Progress thus far: Over 193 selections have been made from seedlings over the years. ‘Lydecker’ plum was released in 2005, with plant patent # 16,621 awarded 6/6/2006. Over 350 trees of this cultivar were propagated in 2007 by two nurseries (one in Washington and the other in New York) and will be available for commercial growers by Spring 2008. Multiple complex, promising selections await release, including many plumcots, that incorporate plum and apricot characteristics and over 30 % SS. Propagation options and commercialization strategies are key to this project significance. A continuing rootstock trial has been established to investigate performance of new UW-River Falls selections on various rootstocks. Four new plum rootstocks developed at UW-River Falls are in the process of being evaluated. Cooperative efforts continue with a grower near Madison, WI.

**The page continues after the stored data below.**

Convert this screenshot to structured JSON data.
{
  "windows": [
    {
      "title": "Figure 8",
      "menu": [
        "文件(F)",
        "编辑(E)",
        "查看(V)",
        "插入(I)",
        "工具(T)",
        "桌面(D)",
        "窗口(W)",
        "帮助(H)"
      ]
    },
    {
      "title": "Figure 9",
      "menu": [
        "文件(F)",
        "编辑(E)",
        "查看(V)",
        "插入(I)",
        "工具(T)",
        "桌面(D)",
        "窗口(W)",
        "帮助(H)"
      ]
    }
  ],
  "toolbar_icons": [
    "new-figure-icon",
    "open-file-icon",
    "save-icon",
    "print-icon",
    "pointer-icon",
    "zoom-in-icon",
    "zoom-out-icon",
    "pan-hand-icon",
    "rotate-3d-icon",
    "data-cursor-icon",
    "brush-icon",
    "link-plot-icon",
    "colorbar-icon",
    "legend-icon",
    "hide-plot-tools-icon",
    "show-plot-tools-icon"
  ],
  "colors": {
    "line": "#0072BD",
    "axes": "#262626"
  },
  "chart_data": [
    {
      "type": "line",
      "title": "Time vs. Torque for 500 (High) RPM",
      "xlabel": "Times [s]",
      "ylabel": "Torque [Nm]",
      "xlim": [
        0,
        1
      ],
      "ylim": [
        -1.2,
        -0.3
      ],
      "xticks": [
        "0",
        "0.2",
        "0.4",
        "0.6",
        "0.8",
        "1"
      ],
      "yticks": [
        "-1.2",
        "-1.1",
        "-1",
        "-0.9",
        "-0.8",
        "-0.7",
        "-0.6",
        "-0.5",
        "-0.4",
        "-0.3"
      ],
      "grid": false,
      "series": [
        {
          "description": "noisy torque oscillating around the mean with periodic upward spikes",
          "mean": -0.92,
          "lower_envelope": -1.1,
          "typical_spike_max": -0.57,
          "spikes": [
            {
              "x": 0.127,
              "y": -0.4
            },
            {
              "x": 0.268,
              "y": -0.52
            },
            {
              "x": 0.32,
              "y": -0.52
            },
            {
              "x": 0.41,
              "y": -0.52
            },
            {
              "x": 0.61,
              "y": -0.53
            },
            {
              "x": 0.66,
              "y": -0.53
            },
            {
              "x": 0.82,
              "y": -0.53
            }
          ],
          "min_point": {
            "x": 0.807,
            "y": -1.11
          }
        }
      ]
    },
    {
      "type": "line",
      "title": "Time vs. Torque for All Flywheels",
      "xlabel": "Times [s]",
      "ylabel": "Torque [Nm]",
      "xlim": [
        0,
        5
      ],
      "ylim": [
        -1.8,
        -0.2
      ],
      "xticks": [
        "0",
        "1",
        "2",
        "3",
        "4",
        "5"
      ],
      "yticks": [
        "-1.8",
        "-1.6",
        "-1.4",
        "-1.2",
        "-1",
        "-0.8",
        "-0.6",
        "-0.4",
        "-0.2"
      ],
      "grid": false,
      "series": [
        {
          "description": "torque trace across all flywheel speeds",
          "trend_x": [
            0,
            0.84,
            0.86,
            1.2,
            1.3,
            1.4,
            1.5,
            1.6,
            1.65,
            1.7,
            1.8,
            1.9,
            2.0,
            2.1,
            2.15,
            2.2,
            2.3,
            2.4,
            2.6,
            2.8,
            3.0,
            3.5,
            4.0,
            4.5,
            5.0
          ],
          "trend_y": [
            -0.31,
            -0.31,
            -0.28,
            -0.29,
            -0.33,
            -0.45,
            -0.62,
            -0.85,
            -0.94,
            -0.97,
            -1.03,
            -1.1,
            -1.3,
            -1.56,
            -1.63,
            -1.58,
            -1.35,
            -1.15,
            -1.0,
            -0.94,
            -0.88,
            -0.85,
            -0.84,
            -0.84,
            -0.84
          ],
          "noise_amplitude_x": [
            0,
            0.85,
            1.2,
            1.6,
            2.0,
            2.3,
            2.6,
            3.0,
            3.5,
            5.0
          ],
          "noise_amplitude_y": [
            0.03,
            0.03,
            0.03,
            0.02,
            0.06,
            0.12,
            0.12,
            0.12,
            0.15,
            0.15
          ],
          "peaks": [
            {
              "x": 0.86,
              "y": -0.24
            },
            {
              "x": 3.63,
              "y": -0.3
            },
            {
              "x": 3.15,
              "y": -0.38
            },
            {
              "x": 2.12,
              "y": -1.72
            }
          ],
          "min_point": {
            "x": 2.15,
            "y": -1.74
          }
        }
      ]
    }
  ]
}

Dr. Smith plans to continue all general projects as listed and described above, with the possible exception of evaluation of overseas apple germplasm since all attempts to secure further funding for this work have been unsuccessful. All other breeding and evaluation projects must continue on an annual basis to be effective. In all cases, the valuable germplasm that is generated is on a continuous scale ranging from “early” to “intermediate” or “advanced” status, regarding both potential use in breeding and /or as new cultivars.
Dr. Smith has received substantial public recognition for his work. He received The University of Wisconsin System 2004-2005 “ Wisconsin Idea Fellow” award in recognition of “extraordinary public service and impressive contributions towards “improving the quality of life and economy in Wisconsin.” He also received the WiSys Technology Foundation and UW-River Falls 2006 WiSys Innovation Scholar Award for “exemplary research… thereby advancing science for the common good” and the Wisconsin Berry Growers Association award for “outstanding service to the berry industry and loyal support of the WBGA”.